Where Are the A's Las Vegas Renderings?
The Oakland A's were expected to reveal the renderings of their nine acre domed ballpark on the Las Vegas Strip on December 4th, but pushed back that date due out of respect to the fallen Nevada State Troopers that died in a hit-and-run three days beforehand.
It has now been nearly two weeks since the renderings were supposed to come out, and we're right up against the holiday season. There is a pretty good chance that the A's don't show the public the renderings--which apparently exist and are totally real--until after the New Year.
Are the renderings important to the ballpark actually being built? No.
They should matter to the people in Nevada, though, since they're the ones that will be set to welcome the A's to town in 2028 if everything goes according to plan. A delay in the renderings release doesn't mean that there has been a delay of any kind on the project itself. They're more to create buzz around the project, which is something that has been lacking. There has been plenty said about the A's proposed move to Las Vegas, but not much of it has been positive. The renderings are a chance for some positive spin, and the A's are taking their time for some reason.

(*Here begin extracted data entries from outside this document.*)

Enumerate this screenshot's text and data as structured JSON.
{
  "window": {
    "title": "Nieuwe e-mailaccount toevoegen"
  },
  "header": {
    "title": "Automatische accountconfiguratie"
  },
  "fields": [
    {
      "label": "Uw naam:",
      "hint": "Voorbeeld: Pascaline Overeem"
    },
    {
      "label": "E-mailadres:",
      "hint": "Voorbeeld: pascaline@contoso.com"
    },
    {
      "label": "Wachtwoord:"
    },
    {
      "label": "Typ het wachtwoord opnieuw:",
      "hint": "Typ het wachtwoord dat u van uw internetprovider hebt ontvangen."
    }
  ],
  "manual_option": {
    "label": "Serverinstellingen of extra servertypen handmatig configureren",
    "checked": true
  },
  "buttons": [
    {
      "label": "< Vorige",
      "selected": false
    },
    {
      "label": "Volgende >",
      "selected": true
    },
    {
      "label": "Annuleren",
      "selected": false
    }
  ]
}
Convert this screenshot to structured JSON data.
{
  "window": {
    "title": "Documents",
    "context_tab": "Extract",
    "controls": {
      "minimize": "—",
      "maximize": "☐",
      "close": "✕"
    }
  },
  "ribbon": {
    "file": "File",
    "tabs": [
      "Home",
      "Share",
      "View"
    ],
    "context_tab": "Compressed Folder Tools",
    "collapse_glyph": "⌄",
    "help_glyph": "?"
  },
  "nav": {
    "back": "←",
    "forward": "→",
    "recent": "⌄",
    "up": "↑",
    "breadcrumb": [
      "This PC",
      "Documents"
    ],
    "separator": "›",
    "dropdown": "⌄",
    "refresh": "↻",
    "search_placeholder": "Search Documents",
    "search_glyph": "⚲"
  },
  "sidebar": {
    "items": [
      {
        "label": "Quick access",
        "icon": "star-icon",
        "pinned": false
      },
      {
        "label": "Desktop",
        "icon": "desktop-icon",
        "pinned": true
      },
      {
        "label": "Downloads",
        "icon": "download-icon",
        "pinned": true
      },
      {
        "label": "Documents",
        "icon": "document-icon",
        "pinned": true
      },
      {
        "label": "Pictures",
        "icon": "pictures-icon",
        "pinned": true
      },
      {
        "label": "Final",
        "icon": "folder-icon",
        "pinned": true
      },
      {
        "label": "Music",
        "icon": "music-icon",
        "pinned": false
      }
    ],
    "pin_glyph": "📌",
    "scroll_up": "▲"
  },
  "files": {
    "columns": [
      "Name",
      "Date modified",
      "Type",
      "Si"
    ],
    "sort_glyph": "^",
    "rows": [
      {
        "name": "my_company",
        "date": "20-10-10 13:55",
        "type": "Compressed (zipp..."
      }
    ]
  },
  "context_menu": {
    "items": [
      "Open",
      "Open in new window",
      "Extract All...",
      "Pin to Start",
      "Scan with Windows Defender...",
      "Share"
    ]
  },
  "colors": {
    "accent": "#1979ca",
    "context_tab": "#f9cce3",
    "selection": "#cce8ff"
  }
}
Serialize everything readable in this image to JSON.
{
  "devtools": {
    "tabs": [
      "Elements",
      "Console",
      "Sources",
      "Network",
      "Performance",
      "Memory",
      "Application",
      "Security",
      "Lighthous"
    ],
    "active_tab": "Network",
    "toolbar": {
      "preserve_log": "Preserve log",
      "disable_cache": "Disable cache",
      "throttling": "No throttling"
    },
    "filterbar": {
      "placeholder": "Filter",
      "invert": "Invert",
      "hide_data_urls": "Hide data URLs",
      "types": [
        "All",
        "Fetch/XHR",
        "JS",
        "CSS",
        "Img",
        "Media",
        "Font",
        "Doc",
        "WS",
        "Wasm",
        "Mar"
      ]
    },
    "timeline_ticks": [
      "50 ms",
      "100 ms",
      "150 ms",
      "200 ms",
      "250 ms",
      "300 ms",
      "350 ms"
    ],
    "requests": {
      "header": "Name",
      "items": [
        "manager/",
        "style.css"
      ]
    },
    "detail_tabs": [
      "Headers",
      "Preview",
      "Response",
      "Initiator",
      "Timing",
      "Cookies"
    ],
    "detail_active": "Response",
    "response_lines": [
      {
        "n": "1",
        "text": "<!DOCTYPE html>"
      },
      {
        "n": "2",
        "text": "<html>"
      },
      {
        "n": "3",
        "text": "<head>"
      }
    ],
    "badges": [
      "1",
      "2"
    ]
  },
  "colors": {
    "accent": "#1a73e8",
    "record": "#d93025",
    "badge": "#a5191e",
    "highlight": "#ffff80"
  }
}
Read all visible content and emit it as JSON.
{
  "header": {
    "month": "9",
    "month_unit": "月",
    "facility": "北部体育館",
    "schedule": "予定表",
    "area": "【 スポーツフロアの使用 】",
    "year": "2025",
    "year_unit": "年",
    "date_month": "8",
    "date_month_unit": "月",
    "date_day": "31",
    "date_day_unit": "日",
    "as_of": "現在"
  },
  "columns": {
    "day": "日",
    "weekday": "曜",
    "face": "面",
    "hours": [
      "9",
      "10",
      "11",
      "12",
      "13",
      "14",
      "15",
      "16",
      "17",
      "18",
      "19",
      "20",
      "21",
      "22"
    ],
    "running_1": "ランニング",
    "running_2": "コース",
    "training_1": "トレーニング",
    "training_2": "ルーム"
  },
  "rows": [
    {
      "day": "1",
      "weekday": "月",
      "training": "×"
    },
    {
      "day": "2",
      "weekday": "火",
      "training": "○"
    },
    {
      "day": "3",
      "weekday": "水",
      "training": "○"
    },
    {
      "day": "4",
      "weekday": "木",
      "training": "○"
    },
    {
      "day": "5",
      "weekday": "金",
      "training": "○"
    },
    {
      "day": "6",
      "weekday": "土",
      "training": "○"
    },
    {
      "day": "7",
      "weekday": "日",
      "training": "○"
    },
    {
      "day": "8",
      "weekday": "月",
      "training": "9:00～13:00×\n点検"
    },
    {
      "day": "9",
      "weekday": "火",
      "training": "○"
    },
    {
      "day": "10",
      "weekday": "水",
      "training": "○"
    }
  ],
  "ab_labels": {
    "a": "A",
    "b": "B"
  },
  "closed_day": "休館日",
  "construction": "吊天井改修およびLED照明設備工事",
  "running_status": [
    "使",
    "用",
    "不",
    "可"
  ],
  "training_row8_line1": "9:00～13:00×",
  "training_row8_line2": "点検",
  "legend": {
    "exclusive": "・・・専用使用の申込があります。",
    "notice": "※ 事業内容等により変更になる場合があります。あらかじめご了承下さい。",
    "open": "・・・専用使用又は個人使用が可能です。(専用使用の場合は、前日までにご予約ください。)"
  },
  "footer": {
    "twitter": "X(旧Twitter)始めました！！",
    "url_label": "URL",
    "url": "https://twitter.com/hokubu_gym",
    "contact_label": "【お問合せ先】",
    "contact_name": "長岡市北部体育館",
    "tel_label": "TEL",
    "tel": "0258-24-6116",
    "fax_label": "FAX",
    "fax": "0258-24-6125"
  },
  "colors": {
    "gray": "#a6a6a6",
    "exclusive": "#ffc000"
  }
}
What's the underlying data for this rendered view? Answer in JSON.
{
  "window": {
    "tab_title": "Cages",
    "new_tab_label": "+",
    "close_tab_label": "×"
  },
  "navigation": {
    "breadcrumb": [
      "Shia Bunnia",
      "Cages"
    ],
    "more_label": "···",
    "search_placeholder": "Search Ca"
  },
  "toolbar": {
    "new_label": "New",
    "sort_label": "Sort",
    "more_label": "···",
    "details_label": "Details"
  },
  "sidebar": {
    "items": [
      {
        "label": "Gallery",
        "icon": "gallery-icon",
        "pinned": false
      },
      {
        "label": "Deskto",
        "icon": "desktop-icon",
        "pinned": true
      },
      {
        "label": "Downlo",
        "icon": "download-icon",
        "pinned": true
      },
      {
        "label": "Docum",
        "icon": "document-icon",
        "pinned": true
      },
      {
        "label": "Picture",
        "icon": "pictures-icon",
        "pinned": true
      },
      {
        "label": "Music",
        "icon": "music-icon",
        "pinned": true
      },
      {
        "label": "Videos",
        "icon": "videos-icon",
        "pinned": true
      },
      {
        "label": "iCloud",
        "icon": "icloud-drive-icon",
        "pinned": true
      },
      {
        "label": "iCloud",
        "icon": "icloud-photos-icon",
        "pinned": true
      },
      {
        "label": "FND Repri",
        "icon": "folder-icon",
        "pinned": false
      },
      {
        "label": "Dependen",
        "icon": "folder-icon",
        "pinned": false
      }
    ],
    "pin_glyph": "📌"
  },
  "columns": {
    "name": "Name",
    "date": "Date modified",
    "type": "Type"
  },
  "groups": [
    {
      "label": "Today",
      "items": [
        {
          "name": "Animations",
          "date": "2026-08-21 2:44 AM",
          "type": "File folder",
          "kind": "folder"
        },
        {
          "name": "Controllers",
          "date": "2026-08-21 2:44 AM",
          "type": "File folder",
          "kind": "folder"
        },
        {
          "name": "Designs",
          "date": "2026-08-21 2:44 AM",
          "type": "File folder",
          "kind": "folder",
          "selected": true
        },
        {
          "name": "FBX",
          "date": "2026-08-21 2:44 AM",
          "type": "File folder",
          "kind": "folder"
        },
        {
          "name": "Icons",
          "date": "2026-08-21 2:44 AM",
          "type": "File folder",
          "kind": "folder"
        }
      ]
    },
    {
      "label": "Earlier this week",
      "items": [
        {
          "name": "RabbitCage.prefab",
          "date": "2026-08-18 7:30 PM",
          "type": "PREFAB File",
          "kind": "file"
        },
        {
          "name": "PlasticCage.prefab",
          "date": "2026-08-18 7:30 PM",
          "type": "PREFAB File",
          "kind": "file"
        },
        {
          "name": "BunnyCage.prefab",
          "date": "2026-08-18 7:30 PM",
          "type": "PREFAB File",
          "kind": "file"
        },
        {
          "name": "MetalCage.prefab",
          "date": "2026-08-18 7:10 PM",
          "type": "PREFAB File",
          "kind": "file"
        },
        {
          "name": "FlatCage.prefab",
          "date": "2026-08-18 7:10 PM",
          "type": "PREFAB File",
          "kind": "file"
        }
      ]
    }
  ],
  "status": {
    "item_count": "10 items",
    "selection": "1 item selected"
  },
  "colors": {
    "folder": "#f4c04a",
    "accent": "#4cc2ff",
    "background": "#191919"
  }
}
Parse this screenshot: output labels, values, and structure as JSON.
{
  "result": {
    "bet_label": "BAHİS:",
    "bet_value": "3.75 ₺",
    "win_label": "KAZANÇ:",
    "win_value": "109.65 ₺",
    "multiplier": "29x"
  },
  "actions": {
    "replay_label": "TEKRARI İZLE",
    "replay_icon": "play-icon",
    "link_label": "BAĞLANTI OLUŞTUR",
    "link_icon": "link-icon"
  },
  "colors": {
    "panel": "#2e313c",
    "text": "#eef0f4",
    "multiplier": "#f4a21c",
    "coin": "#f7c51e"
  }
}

Perhaps they're a little shy to show what they've been working on for all of these months since the last time they revealed some Las Vegas renderings, they basically copied and pasted the Oakland Coliseum, had never-ending aisles, and the project took up the entirety of the Tropicana site. The A's have nine acres of that site to work with.
Maybe they're just making sure that the scale is correct this time around after the renderings they thought were ready had in fact taken over the entirety of Clark County. Maybe they're waiting on John Fisher to solidify the funding for his part of this project so they know which dome they can afford.
The longer we wait, the more of a "wow" factor these renderings are going to need. The first ones? Throw them in the trash. We heard during the summer that there would be betters ones ready in November, which got pushed to early December. Now we may have to wait until January.
Maybe the A's and MLB are working on the timing of this together, and want the A's to wait until next month so that they have a solidified home for the 2025-27 seasons, and then the renderings can piggyback off of that announcement. Who knows?
At this point the perception is that this is just more of Fisher and Dave Kaval fumbling their way through the process without a real plan in place and scrambling to figure something out once a deadline arrives. That's how they arrived in Nevada in the first place after all.